Modifying Apps for TLS

Note: This version of MySQL for Pivotal Platform is no longer supported because it has reached the End of General Support phase. To stay up to date with the latest software and security updates, upgrade to a supported version.

This topic describes how developers can modify their apps to use TLS to secure their connection with the MySQL for Pivotal Cloud Foundry (PCF) v2 service.

If your app is written in Java or Spring, see Activate TLS for Java and Spring Apps. Otherwise, perform the procedures below.

Prerequisites

The procedures in this topic have the following prerequisites:

  • To use TLS with your apps, the PCF operator must have completed the procedures in Preparing for TLS and enabled TLS in the tile configuration when performing the steps in Configure Security.
  • The developer must have completed the procedures in Enable TLS to enable TLS for an existing service instance.

Modify Your App for TLS

In order to activate TLS for apps not written in Java or Spring, you must modify them to discover the CA certificate in VCAP_SERVICES and specify that CA component when initiating the connection to the data service.

VCAP_SERVICES is an environment variable that exists within every container. It contains runtime-specific information about the app, including metadata supplied by each of the services that have been bound to that app. The metadata includes the information necessary to connect to the service, such as hostnames, usernames, and passwords.

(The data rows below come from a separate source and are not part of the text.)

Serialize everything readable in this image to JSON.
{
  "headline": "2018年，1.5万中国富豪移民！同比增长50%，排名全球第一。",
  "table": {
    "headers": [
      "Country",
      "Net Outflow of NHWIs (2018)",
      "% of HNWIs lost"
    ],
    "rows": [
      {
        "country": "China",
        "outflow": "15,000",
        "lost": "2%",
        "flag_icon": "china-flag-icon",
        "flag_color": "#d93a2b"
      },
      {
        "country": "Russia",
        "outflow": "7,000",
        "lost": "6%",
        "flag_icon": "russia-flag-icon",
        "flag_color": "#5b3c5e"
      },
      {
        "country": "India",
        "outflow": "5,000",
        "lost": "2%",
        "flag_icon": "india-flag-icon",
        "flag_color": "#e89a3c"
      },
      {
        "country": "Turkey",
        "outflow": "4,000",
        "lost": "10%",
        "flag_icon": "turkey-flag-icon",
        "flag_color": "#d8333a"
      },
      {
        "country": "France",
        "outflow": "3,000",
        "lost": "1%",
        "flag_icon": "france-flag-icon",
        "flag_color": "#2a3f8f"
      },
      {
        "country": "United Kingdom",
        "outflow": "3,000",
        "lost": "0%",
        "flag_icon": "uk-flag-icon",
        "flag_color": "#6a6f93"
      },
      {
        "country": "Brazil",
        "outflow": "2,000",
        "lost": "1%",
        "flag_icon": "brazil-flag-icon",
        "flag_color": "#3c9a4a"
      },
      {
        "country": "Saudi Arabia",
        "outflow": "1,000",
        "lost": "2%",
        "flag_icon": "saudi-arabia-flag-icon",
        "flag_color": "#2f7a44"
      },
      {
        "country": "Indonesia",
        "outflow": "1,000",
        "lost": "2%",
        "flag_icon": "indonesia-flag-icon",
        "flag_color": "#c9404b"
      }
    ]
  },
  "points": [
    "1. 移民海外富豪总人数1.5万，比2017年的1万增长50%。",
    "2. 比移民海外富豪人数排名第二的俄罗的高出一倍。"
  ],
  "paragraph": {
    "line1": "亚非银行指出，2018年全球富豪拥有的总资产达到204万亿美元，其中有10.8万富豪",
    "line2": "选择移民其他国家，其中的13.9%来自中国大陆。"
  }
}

Your app must perform the following tasks:

  1. Retrieve the hostname, username, password, database name, and CA certificate for the bound MySQL for PCF service instance from the VCAP_SERVICES environment variable.
  2. Use the hostname, username, password, and CA certificate to establish a secure connection with the bound MySQL for PCF service instance.

For example, the following Node.js code initializes a variable named mysql_creds, and then populates it with the necessary information from VCAP_SERVICES:

var mysql_creds = {} ;
var vcap_services = undefined ;

if (process.env.VCAP_SERVICES) {
    vcap_services = JSON.parse(process.env.VCAP_SERVICES) ;
    mysql_creds["host"] = vcap_services["p.mysql"][0]["credentials"]["hostname"] ;
    mysql_creds["user"] = vcap_services["p.mysql"][0]["credentials"]["username"] ;
    mysql_creds["password"] = vcap_services["p.mysql"][0]["credentials"]["password"] ;
    mysql_creds["port"] = vcap_services["p.mysql"][0]["credentials"]["port"] ;
    mysql_creds["database"] = vcap_services["p.mysql"][0]["credentials"]["name"] ;
    if (vcap_services["p.mysql"][0]["credentials"]["tls"]) {
        mysql_creds["ca_certificate"] = vcap_services["p.mysql"][0]["credentials"]["tls"]["cert"]["ca"];
    } else {
        mysql_creds["ca_certificate"] = undefined ;
    }
}

The following Node.js function establishes a TLS connection with the MySQL service, using the information loaded into mysql_creds:

function MySQLConnect() {
    clientConfig = {
        host : mysql_creds["host"],
        user : mysql_creds["user"],
        password : mysql_creds["password"],
        port : mysql_creds["port"],
        database : mysql_creds["database"]
    } ;
    if (mysql_creds["ca_certificate"]) {
        clientConfig["ssl"] = { ca : mysql_creds["ca_certificate"] } ;
    }
    dbClient = mysql.createConnection( clientConfig ) ;
    dbClient.connect(CALLBACK-FUNCTION) ;
}

Repush or Rebind Your App

After modifying your app, repush it with cf push.

If you app is bound to an existing service instance, you must re-bind it after enabling TLS for the instance. Perform the following steps:

  1. Stop the app. For example:
    $ cf stop my-app
  2. Unbind the app from the service instance. For example:
    $ cf unbind-service my-app my-service-instance
  3. Re-bind the app to the service instance. For example:
    $ cf bind-service my-app my-service-instance
  4. Restage the app. For example:
    $ cf restage my-app

Your app should now communicate securely with the MySQL service instance.